Wie stehen Sie zu Waffenlieferungen an die Ukraine? Welche Strategie verfolgen Sie, falls Russland weiterhin keine Verhandlungsbereitschaft zeigt, wie es Putin mehrfach signalisiert hat?
Wie stehen Sie grundsätzlich zu den Waffenlieferungen an die Ukraine?
Halten Sie diese für notwendig, um das Land bei der Verteidigung seiner Souveränität zu unterstützen, oder sehen Sie darin eine Gefahr für die Eskalation des Konflikts?Falls Russland weiterhin keine Bereitschaft zu Verhandlungen zeigt, wie es Präsident Putin wiederholt signalisiert hat, welche Strategie würden Sie verfolgen?
Wäre es Ihrer Ansicht nach sinnvoll, den militärischen Druck zu erhöhen, oder sehen Sie andere Alternativen, um den Konflikt zu lösen?

Sehr geehrter Herr K.,
Deutschland trug die Verantwortung für den Zweiten Weltkrieg mit 60 Millionen Toten. Deshalb bin ich der Meinung, dass wir kein Recht haben, an Kriegen zu verdienen. Deshalb bin ich strikt gegen Waffenexporte aus Deutschland. Das ändert aber nichts am Selbstverteidigungsrecht der Ukraine. Insofern konnten andere Staaten Waffen liefern. Wir hätten dies ausgleichen können durch humanitäre Hilfe.
Nun bin ich kein Militärspezialist, aber unsere Regierung, insbesondere auch Frau Strack-Zimmermann meinten, die Ukraine könne einen militärischen Sieg erreichen. Der langjährige Chef des Generalstabs der US-Streitkräfte, General Milley und der frühere Bundeswehrgeneralinspektor Kujat meinten dagegen, dass keine Seite militärisch siegen könne. Deshalb trat ich dann für einen Waffenstillstand ein. Putin hätte man wie folgt unter Druck setzen können. Die NATO hätte anbieten können, ab einem bestimmten Zeitpunkt vorübergehend keine Waffen mehr an die Ukraine zu liefern, wenn Putin einem Waffenstillstand zustimmte. Hätte er es nicht getan, hätte er indirekt dafür plädiert, die Waffenlieferungen fortzusetzen. Das wäre ihm schwergefallen. Wäre von uns eine Initiative zum Waffenstillstand ausgegangen, hätten wir für die Ukraine mehr erreicht, als es jetzt bei Trump der Fall sein wird. Er wird irgendwie den Waffenstillstand erzwingen, aber wenig Rücksicht auf die Ukraine nehmen.
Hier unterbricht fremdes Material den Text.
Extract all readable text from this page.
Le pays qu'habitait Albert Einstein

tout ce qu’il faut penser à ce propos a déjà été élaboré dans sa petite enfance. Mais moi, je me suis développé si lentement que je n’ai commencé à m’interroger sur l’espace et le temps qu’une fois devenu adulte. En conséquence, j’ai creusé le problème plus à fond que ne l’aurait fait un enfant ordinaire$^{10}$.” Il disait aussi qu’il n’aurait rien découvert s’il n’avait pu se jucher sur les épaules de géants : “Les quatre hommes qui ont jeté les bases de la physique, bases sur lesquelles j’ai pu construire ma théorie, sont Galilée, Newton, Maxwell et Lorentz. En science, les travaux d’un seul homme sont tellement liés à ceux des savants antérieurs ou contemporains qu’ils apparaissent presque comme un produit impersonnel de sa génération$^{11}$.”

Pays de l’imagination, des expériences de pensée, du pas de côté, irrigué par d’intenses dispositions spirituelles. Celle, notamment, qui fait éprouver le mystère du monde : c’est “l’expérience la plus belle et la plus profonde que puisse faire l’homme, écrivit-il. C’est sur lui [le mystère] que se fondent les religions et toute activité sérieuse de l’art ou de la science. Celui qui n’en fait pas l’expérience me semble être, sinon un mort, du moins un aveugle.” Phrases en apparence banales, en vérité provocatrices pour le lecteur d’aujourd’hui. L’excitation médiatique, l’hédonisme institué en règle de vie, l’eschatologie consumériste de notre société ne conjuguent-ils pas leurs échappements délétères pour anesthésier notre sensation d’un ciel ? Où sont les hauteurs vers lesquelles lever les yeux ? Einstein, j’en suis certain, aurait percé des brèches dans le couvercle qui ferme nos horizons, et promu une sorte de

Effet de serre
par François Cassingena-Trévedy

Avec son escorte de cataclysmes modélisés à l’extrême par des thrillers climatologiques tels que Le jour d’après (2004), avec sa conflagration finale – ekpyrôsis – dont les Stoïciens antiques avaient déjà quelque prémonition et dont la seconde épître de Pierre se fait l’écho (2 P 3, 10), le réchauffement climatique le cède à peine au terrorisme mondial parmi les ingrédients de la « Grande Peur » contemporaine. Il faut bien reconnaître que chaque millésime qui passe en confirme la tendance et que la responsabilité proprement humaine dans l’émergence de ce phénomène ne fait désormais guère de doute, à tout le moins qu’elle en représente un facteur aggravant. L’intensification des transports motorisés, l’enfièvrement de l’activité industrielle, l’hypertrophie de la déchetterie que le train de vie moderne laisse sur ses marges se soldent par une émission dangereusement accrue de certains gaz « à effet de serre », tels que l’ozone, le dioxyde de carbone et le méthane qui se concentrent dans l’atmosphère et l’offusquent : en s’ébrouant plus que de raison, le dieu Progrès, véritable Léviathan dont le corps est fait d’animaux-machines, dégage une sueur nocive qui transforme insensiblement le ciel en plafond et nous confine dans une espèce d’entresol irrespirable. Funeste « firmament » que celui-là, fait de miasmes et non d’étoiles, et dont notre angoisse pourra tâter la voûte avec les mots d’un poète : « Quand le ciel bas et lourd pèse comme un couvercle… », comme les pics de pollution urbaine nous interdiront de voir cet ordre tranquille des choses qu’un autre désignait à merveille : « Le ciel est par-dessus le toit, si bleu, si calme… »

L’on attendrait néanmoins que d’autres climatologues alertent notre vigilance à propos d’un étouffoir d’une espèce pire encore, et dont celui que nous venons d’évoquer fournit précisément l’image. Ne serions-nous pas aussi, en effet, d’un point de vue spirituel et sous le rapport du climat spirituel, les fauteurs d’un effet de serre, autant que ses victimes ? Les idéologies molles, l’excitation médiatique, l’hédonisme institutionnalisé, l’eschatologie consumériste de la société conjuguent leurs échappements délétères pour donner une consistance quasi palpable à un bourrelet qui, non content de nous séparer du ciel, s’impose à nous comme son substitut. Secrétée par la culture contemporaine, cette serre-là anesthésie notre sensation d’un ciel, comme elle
Im Übrigen hat die NATO zuerst nach dem Kalten Krieg das Völkerrecht verletzt, nämlich beim Krieg gegen Serbien. Die Abtrennung des Kosovo verstößt gegen einen Beschluss des Sicherheitsrates und ist mithin auch völkerrechtswidrig. Der Krieg der USA gegen den Irak ist ebenso völkerrechtswidrig. Damals habe ich zu Bundeskanzler Gerhard Schröder gesagt, dass dies Schule machen wird, was er bestritt. Es hat aber Schule gemacht. Putin meint, er könne das Völkerrecht verletzen und Trump meint es auch, wenn er davon spricht, militärisch den Panamakanal und auch Grönland sich einzuverleiben. Alle Seiten müssen strikt das Völkerrecht einhalten und genau das geschieht nicht.